TOBACCO DISPLAYS AND ADVERTISING – COUNTDOWN TO NEW REQUIREMENTS
Businesses and the general public are reminded by the OFT that from 1st July 2016, it will be illegal for retailers to openly display tobacco products, except in limited circumstances, such as when serving them to customers aged 18 and over, during restocking or during training.
This new requirement applies to all businesses selling tobacco products to the public, not just to shops, but also to ‘on-trade’ licensed premises such as pubs and clubs.
We would emphasise that this is not a ban on sales of tobacco products. Customers should still be able to buy their tobacco products where they do now, but they will not see tobacco products on open display. Retailers will have to keep tobacco products where they are not visible to customers, for example, in storage units behind curtains or sliding doors.
In the absence of open displays of tobacco products, customers aged 18 or over will still be able to request their usual brand or a price list at the point of sale. Retailers will be permitted to display one A3 poster and can also display prices on the covered shelving or front of storage units.

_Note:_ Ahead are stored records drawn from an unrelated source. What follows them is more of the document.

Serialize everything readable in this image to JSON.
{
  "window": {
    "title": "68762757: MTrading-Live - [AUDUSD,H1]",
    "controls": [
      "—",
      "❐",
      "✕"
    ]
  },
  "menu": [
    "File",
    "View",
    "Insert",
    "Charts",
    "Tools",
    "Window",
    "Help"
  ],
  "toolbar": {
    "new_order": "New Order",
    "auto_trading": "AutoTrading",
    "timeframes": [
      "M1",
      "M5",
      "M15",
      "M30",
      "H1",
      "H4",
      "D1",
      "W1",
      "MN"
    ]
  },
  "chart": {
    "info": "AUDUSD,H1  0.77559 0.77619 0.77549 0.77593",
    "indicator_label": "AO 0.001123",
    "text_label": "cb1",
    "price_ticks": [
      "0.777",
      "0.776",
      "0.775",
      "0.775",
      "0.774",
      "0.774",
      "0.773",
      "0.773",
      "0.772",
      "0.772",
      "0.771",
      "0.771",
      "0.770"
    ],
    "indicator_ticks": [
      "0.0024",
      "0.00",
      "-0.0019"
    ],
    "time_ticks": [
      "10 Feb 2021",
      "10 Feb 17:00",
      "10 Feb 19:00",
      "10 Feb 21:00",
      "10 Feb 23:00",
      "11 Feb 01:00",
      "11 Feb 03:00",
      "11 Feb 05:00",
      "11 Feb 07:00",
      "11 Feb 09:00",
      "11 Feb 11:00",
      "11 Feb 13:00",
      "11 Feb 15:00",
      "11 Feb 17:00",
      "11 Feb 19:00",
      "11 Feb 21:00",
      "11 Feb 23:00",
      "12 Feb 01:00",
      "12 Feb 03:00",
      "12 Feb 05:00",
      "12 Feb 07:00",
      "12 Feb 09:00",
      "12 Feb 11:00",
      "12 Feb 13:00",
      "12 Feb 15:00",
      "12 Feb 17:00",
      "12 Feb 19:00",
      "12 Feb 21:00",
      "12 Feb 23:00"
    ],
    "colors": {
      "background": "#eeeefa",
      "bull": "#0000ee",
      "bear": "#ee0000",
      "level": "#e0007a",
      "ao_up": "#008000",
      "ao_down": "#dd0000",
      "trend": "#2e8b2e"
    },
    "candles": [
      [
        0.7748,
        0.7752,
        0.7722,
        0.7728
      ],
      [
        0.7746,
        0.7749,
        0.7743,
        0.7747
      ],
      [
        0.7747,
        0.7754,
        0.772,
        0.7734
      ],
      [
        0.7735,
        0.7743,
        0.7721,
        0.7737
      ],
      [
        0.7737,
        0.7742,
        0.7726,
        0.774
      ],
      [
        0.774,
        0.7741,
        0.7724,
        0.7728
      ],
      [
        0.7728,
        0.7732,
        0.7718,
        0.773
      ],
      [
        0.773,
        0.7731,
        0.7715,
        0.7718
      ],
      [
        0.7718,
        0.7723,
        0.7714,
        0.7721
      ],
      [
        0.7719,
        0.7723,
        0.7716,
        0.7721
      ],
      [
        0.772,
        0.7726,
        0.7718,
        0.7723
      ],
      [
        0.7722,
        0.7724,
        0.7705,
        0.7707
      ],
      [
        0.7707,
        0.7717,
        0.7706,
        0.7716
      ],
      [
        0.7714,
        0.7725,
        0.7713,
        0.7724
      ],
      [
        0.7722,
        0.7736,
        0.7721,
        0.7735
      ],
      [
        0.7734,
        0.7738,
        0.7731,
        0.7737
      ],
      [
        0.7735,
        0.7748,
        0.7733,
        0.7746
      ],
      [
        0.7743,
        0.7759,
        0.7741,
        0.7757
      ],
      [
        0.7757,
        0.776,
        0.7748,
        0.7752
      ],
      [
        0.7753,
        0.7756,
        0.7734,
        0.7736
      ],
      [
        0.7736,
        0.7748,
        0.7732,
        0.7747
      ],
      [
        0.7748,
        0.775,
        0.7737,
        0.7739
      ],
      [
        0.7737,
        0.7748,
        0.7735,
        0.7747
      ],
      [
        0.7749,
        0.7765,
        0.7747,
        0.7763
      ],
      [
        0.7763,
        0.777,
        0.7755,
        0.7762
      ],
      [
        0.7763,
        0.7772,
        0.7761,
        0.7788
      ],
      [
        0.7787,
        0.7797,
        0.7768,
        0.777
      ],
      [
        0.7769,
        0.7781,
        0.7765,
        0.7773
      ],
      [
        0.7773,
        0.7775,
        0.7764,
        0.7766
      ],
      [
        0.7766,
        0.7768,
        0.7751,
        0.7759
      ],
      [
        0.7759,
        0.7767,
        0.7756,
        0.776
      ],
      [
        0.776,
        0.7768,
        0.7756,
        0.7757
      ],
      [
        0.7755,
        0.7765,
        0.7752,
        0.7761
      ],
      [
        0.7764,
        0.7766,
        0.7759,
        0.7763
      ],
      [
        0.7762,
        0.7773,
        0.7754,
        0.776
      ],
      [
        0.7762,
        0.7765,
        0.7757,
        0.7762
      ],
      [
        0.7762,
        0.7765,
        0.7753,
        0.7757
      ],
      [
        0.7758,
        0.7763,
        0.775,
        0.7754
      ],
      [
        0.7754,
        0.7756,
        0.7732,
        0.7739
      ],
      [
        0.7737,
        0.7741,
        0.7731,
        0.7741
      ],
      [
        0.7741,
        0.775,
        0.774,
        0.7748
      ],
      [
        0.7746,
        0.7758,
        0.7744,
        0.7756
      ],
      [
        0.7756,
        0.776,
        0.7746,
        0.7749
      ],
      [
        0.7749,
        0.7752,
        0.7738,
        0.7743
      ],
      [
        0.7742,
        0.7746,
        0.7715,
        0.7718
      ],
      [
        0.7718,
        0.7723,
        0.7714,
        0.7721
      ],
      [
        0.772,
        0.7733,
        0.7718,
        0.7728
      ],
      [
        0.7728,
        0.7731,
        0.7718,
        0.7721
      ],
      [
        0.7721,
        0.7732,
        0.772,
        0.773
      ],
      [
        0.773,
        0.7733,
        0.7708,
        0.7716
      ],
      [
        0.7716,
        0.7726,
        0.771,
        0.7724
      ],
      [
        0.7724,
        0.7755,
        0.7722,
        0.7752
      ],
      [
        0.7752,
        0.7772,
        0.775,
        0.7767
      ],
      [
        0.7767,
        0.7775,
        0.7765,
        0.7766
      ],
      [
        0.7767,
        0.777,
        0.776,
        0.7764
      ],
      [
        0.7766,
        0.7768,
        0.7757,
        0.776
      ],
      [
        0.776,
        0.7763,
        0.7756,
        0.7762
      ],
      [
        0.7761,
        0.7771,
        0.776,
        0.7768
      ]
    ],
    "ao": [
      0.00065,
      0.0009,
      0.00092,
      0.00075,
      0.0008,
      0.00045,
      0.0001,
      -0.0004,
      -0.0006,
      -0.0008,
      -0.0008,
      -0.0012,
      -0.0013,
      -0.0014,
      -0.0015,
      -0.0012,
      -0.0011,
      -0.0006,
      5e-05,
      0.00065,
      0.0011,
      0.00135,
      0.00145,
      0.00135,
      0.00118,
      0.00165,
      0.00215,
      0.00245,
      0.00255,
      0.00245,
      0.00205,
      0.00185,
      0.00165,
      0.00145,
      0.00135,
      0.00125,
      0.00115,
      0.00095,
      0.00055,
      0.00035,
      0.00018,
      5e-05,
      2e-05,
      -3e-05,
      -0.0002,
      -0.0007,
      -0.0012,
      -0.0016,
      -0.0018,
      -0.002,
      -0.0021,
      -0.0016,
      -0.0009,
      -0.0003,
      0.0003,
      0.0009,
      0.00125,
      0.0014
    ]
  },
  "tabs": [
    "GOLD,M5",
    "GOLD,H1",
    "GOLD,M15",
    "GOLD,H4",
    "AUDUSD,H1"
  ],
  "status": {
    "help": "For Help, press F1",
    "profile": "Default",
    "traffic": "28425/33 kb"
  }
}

From the 1st July, it will also be illegal to sell tobacco products from vending machines (automatic machines) and for service providers in the Isle of Man to advertise tobacco products on the internet.
Non-compliance with any of the new requirements will be a criminal offence. Any person found guilty of an offence is liable to a substantial fine and/or a prison sentence of up to two years.
Businesses should already be taking steps to ensure compliance and make their staff aware of the new requirements.
While the OFT would obviously prefer to work with businesses to ensure compliance, enforcement action will be taken if any business is found to be flagrantly disregarding the new requirements.
For more information about the new requirements, including a pictorial guide and a question and answer guide, visit www.gov.im/oft/tradingstandards/agerestrict/tobacco or contact the OFT on 686500.
David Quirk MHK, Chairman of the OFT, said:
‘The main reason for prohibiting the display of tobacco products is to protect children and young people from the promotion of tobacco. Large displays normalise tobacco use for children, and create a perception that tobacco is easily obtainable. Research shows that children exposed to tobacco displays are more likely to start smoking. Tobacco displays have also been shown to trigger impulse buying when people are trying to quit, resulting in relapse. We hope the new legislation decreases the number of young people taking up smoking and creates a supportive environment for those wishing to quit smoking.’